On ignore souvent que dans l’importante production lyrique de Vivaldi, les « sérénades » qu’il composa alors au sommet de sa gloire vénitienne, pour l’Ambassade de France à Venise, occupe une place singulière.

L’année où l’auteur du « Cimento dell’Armonia » est immédiatement reconnu comme le « violon de l’Italie » sur la scène européenne, la Cour de France sollicite ses dons musicaux pour un événement dynastique de première importance. A l’occasion du mariage de Louis XV avec Marie Leczinska, le 12 novembre 1725, l’Ambassadeur Longuet fait représenter une « serenata » du maestro Vivaldi. L’année suivante, 1726, qui est celle des grands triomphes lyriques du compositeur sur la scène de son théâtre, le San Angelo, l’Ambassade de France renouvelle ses commandes, peut-être pour l’entrée publique à Venise de l’Ambassadeur ou pour la fête du Souverain Français, le 25 août.

Ainsi naît « la Senna Festeggiante », « la Seine en fête » dont le titre marque un singulier parallèle entre Venise et Paris, des bords de la Seine à ceux du Grand Canal. Mais le sujet, outre son évidence parisienne, rétablit le genre musical de la « serenata » dans une tradition qui lui est propre : celle des divertissements princiers en plein air à l’occasion d’un événement dynastique, convoquant quelques solistes et un orchestre à la manière d’un « petit opéra ». Les indications pour l’ouverture « à la Française » de la seconde partie (plus de deux flûtes et de deux hautbois) laissent penser que Vivaldi destinait son ouvrage pour une exécution en plein air. On imagine quel cadre idéal les façades du Grand Canal pouvaient offrir à la création de l’œuvre.
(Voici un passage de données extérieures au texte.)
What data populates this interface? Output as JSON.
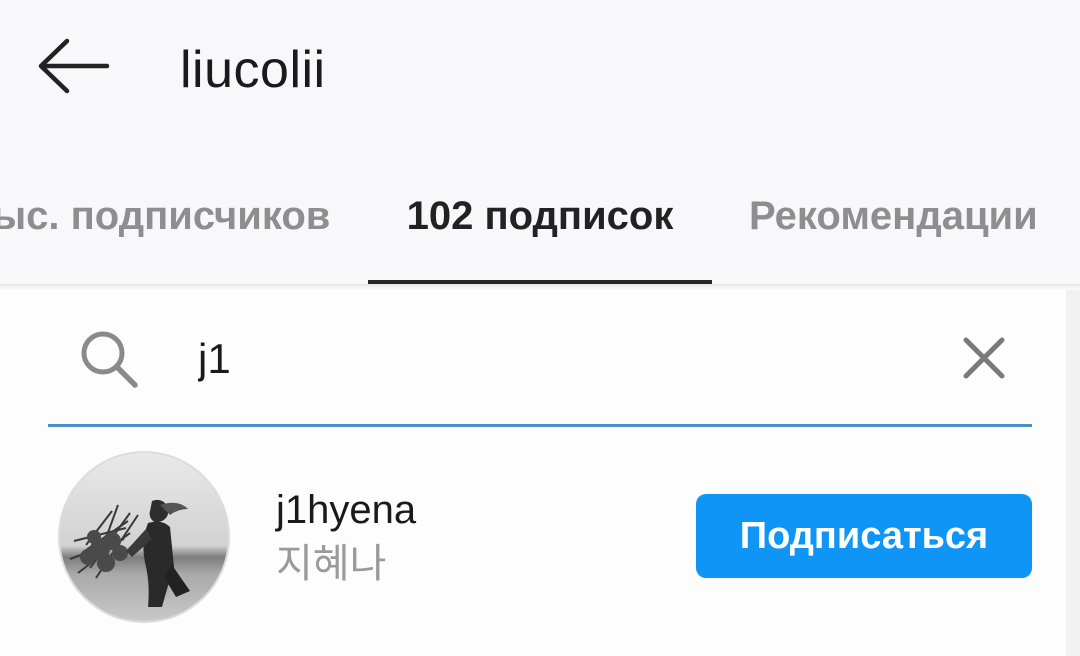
{
  "header": {
    "back_icon": "arrow-left-icon",
    "title": "liucolii"
  },
  "tabs": [
    {
      "label": "ыс. подписчиков",
      "active": false
    },
    {
      "label": "102 подписок",
      "active": true
    },
    {
      "label": "Рекомендации",
      "active": false
    }
  ],
  "search": {
    "icon": "search-icon",
    "value": "j1",
    "clear_icon": "close-icon",
    "underline_color": "#4a8fca"
  },
  "results": [
    {
      "username": "j1hyena",
      "full_name": "지혜나",
      "avatar": "photo-avatar",
      "follow_label": "Подписаться"
    }
  ],
  "colors": {
    "accent": "#0e95f6",
    "text_primary": "#1a1a1a",
    "text_secondary": "#8e8e8e",
    "header_bg": "#f8f7f9"
  }
}
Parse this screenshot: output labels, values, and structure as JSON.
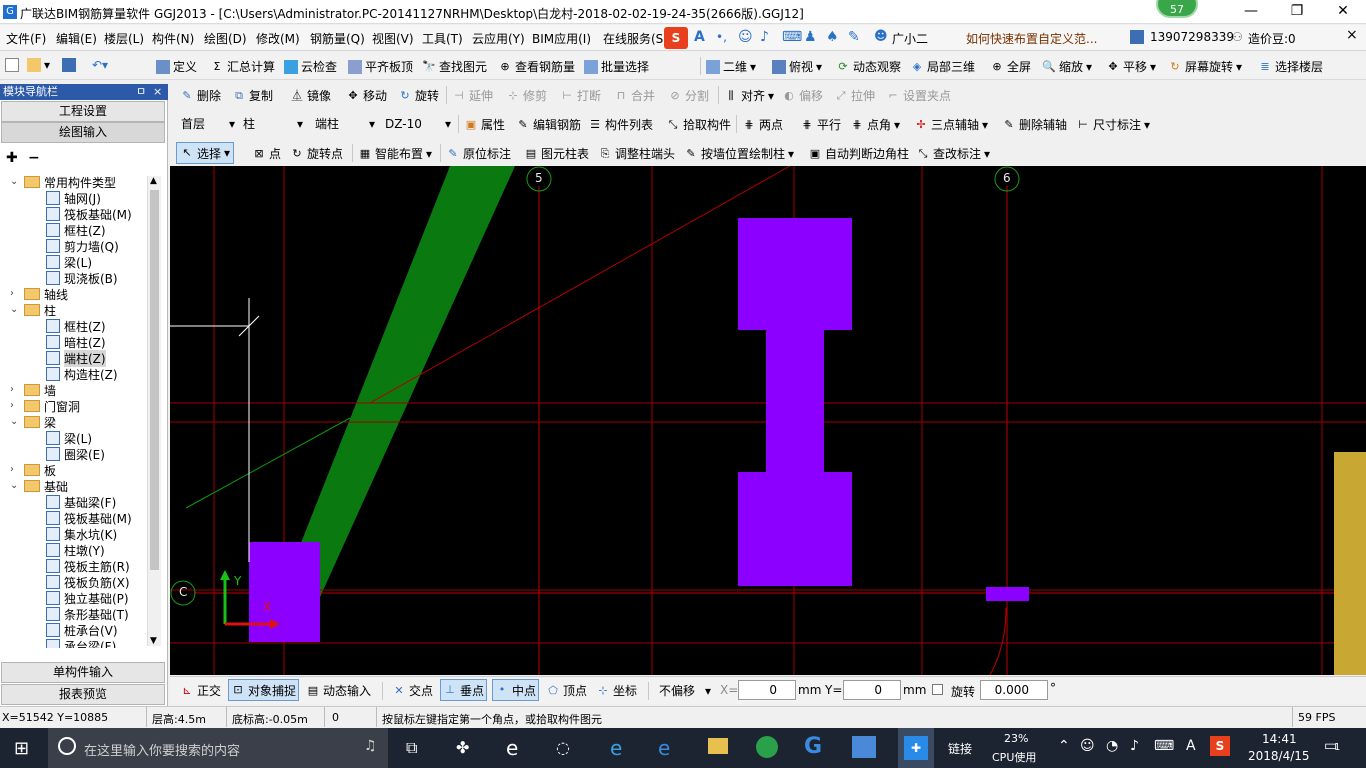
{
  "window": {
    "title": "广联达BIM钢筋算量软件 GGJ2013 - [C:\\Users\\Administrator.PC-20141127NRHM\\Desktop\\白龙村-2018-02-02-19-24-35(2666版).GGJ12]",
    "badge_count": "57",
    "btn_min": "—",
    "btn_max": "❐",
    "btn_close": "✕"
  },
  "menu": {
    "items": [
      "文件(F)",
      "编辑(E)",
      "楼层(L)",
      "构件(N)",
      "绘图(D)",
      "修改(M)",
      "钢筋量(Q)",
      "视图(V)",
      "工具(T)",
      "云应用(Y)",
      "BIM应用(I)",
      "在线服务(S"
    ],
    "ime_user": "广小二",
    "help_link": "如何快速布置自定义范...",
    "phone": "13907298339",
    "beans": "造价豆:0"
  },
  "toolbar1": {
    "items": [
      "定义",
      "汇总计算",
      "云检查",
      "平齐板顶",
      "查找图元",
      "查看钢筋量",
      "批量选择",
      "二维",
      "俯视",
      "动态观察",
      "局部三维",
      "全屏",
      "缩放",
      "平移",
      "屏幕旋转",
      "选择楼层"
    ]
  },
  "toolbar2": {
    "items": [
      "删除",
      "复制",
      "镜像",
      "移动",
      "旋转",
      "延伸",
      "修剪",
      "打断",
      "合并",
      "分割",
      "对齐",
      "偏移",
      "拉伸",
      "设置夹点"
    ]
  },
  "toolbar3": {
    "floor": "首层",
    "category": "柱",
    "type": "端柱",
    "component": "DZ-10",
    "items": [
      "属性",
      "编辑钢筋",
      "构件列表",
      "拾取构件",
      "两点",
      "平行",
      "点角",
      "三点辅轴",
      "删除辅轴",
      "尺寸标注"
    ]
  },
  "toolbar4": {
    "items": [
      "选择",
      "点",
      "旋转点",
      "智能布置",
      "原位标注",
      "图元柱表",
      "调整柱端头",
      "按墙位置绘制柱",
      "自动判断边角柱",
      "查改标注"
    ]
  },
  "nav": {
    "title": "模块导航栏",
    "pin": "ㅁ",
    "close": "×",
    "btn_project": "工程设置",
    "btn_draw": "绘图输入",
    "btn_single": "单构件输入",
    "btn_report": "报表预览",
    "tree": [
      {
        "label": "常用构件类型",
        "level": 0,
        "kind": "folder",
        "open": true
      },
      {
        "label": "轴网(J)",
        "level": 1,
        "kind": "item"
      },
      {
        "label": "筏板基础(M)",
        "level": 1,
        "kind": "item"
      },
      {
        "label": "框柱(Z)",
        "level": 1,
        "kind": "item"
      },
      {
        "label": "剪力墙(Q)",
        "level": 1,
        "kind": "item"
      },
      {
        "label": "梁(L)",
        "level": 1,
        "kind": "item"
      },
      {
        "label": "现浇板(B)",
        "level": 1,
        "kind": "item"
      },
      {
        "label": "轴线",
        "level": 0,
        "kind": "folder",
        "open": false
      },
      {
        "label": "柱",
        "level": 0,
        "kind": "folder",
        "open": true
      },
      {
        "label": "框柱(Z)",
        "level": 1,
        "kind": "item"
      },
      {
        "label": "暗柱(Z)",
        "level": 1,
        "kind": "item"
      },
      {
        "label": "端柱(Z)",
        "level": 1,
        "kind": "item",
        "selected": true
      },
      {
        "label": "构造柱(Z)",
        "level": 1,
        "kind": "item"
      },
      {
        "label": "墙",
        "level": 0,
        "kind": "folder",
        "open": false
      },
      {
        "label": "门窗洞",
        "level": 0,
        "kind": "folder",
        "open": false
      },
      {
        "label": "梁",
        "level": 0,
        "kind": "folder",
        "open": true
      },
      {
        "label": "梁(L)",
        "level": 1,
        "kind": "item"
      },
      {
        "label": "圈梁(E)",
        "level": 1,
        "kind": "item"
      },
      {
        "label": "板",
        "level": 0,
        "kind": "folder",
        "open": false
      },
      {
        "label": "基础",
        "level": 0,
        "kind": "folder",
        "open": true
      },
      {
        "label": "基础梁(F)",
        "level": 1,
        "kind": "item"
      },
      {
        "label": "筏板基础(M)",
        "level": 1,
        "kind": "item"
      },
      {
        "label": "集水坑(K)",
        "level": 1,
        "kind": "item"
      },
      {
        "label": "柱墩(Y)",
        "level": 1,
        "kind": "item"
      },
      {
        "label": "筏板主筋(R)",
        "level": 1,
        "kind": "item"
      },
      {
        "label": "筏板负筋(X)",
        "level": 1,
        "kind": "item"
      },
      {
        "label": "独立基础(P)",
        "level": 1,
        "kind": "item"
      },
      {
        "label": "条形基础(T)",
        "level": 1,
        "kind": "item"
      },
      {
        "label": "桩承台(V)",
        "level": 1,
        "kind": "item"
      },
      {
        "label": "承台梁(F)",
        "level": 1,
        "kind": "item"
      }
    ]
  },
  "canvas": {
    "axis_5": "5",
    "axis_6": "6",
    "axis_c": "C",
    "axis_y": "Y",
    "axis_x": "X",
    "colors": {
      "bg": "#000000",
      "column": "#8b00ff",
      "beam": "#0a7a10",
      "grid": "#c00000",
      "yellow": "#c8a832"
    }
  },
  "snapbar": {
    "items": [
      "正交",
      "对象捕捉",
      "动态输入",
      "交点",
      "垂点",
      "中点",
      "顶点",
      "坐标"
    ],
    "offset_mode": "不偏移",
    "x_label": "X=",
    "x_value": "0",
    "x_unit": "mm",
    "y_label": "Y=",
    "y_value": "0",
    "y_unit": "mm",
    "rotate_label": "旋转",
    "rotate_value": "0.000",
    "degree": "°"
  },
  "status": {
    "coords": "X=51542 Y=10885",
    "floor_height": "层高:4.5m",
    "base_height": "底标高:-0.05m",
    "zero": "0",
    "hint": "按鼠标左键指定第一个角点，或拾取构件图元",
    "fps": "59 FPS"
  },
  "taskbar": {
    "search_placeholder": "在这里输入你要搜索的内容",
    "link": "链接",
    "cpu_percent": "23%",
    "cpu_label": "CPU使用",
    "ime": "A",
    "time": "14:41",
    "date": "2018/4/15",
    "notif": "1"
  }
}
Familière des sonorités vivaldiennes, l’Ambassade de France récidiva en 1727 pour fêter la naissance des princesses de France, les filles de Louis XV : Mesdames Royales, filles jumelles du Roi. Ainsi à la demande du ministre Maurepas, l’ambassadeur Longuet s’exécute et Vivaldi compose pour l’occasion, un « Te Deum » et une sérénade de deux heures, intitulée  » l’Unione della Pace e di Marte », l »Union de Mars et de la Paix ». Une scène est installée sur l’eau à l’extrémité des jardins de l’ambassade : vers huit heures du soir, alors que les façades du Palais Longuet sont illuminées, un « Palais » jaillit des eaux : le palais du Soleil selon la description d’Ovide.

Rinaldo Alesandrini a enregistré, également pour Opus 111, une version de « La Senna Festeggiante » avec un souci particulièrement respectueux de la partition connue. Son travail s’est concentré sur la texture instrumentale de l’orchestre et la restitution de la partie vocale de la basse (la Seine), qui dut être tenue au moment de la création par un soliste virtuose au vu des difficultés de chacun de ses airs. Sans contredire la coloration « française » de la partition (rythmes pointés indiqués « alla francese »), la version Alessandrini défend l’hypothèse d’une exécution liée à une célébration propre à la cour de Louis XV mais peut-être en dehors de Venise. Quoiqu’il en soit, la qualité des récitatifs, les airs de grande ampleur, l’indication des deux ouvertures pour chacune des deux parties distingue « La Senna » des autres sérénades composées par Vivaldi. La finesse de l’inspiration confirme sans aucun doute la datation de 1726/1727, période fastueuse pour Vivaldi qui après avoir connu la gloire comme violoniste d’exception, recueille des lauriers mérités sur la scène lyrique, celle en particulier du théâtre San Angelo où est créé précisément son chef-d’œuvre, « Farnace ».

Jordi Savall ressuscite « Farnace »

La saison lyrique de 1727 au San Angelo est capitale dans la carrière du Vivaldi dramaturge. Elle marque un premier retour à Venise après plusieurs années passées à l’extérieur de la lagune. Vivaldi n’a cessé depuis les débuts des années 1720 de parcourir les théâtres de Vénétie et des états papaux afin d’y contrôler la création de chacun de ses nouveaux opéras en particulier à Rome où il veille aux représentations de « Ercole sul Tremodonte » (1723) puis « Giustino » (1724). Il est donc un génie du théâtre lyrique qui attend son heure à Venise. Le pas sera franchi avec « Farnace ».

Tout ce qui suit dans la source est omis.